By Lisa Philp, RDH, President of Transitions Group North America

Lisa Philp, RDH, President of Transitions Group North America

Lisa Philp, RDH, President of Transitions Group North America

Appreciation comes from the entire team, not from the leader alone.  The entire team can show appreciation for each other and acknowledge their colleagues when they use the tools of giving and getting feedback.

The key to feedback is that it is accurate, genuine and specific to a behavior.  Feedback in the form of general labels, such as: “You’re a great team member!” may feel good, but it does not provide concrete, usable progress or wins for the person who receives it.  Label-filled feedback can also raise unexpressed questions in the receiver as to the sender’s motives for sending it such as: “What do they are trying to get me to do?”, or, “Is she/he just saying that to be polite?”

Learning how to give specific, behavior-descriptive feedback that tells the person exactly what it was they did or said that you appreciated, or that helped you, is an important skill to develop as part of team performance.
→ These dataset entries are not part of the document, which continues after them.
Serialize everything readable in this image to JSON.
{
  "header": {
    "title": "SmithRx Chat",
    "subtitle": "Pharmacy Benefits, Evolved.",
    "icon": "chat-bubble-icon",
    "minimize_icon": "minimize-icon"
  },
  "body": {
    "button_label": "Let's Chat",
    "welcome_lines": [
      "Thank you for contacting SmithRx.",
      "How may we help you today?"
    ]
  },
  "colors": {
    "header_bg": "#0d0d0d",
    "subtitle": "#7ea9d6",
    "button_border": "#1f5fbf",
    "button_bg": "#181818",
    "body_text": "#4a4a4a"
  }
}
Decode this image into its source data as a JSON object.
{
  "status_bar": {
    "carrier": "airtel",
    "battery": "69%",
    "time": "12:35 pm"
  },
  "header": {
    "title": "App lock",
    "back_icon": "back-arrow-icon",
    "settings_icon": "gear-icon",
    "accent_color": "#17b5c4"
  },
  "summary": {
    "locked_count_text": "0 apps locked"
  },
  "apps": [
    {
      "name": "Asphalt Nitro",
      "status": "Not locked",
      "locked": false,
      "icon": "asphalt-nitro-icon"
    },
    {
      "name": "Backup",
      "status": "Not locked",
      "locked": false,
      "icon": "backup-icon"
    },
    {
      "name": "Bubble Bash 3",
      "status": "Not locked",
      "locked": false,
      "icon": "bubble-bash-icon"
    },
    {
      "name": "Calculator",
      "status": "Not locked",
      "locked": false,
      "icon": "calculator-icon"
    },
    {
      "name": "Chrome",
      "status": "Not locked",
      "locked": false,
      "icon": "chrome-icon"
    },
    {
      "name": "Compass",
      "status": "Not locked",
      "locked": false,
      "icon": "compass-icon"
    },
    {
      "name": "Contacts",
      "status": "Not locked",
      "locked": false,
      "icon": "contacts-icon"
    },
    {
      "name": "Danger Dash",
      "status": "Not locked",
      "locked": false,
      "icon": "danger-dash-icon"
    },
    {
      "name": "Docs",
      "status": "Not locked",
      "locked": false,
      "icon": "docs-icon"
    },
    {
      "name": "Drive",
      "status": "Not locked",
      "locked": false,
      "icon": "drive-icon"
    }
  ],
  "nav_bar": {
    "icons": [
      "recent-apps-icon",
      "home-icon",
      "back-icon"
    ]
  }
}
In addition to giving positive feedback, it is also important to know how to receive it.  Many individuals are uncomfortable or unsure about responding to positive feedback that is given to them by others.  A common response can be to deny or diminish the feedback that is received with statements like:  “Don’t mention it.” “It was nothing, really.”  “Anyone could have done it.”  “Sorry I didn’t do a better job of it.”  These types of responses not only diminish your own self-empowerment, they also diminish the efforts and feelings of the person who sent you the positive message.

Work to identify why you are uncomfortable about receiving positive messages, if that is true for you.  Just saying “thank you” is one simple way of responding, if you have trouble knowing what to say.  Appreciate the efforts and sentiments of others who give you positive feedback and learn to receive, believe and enjoy it.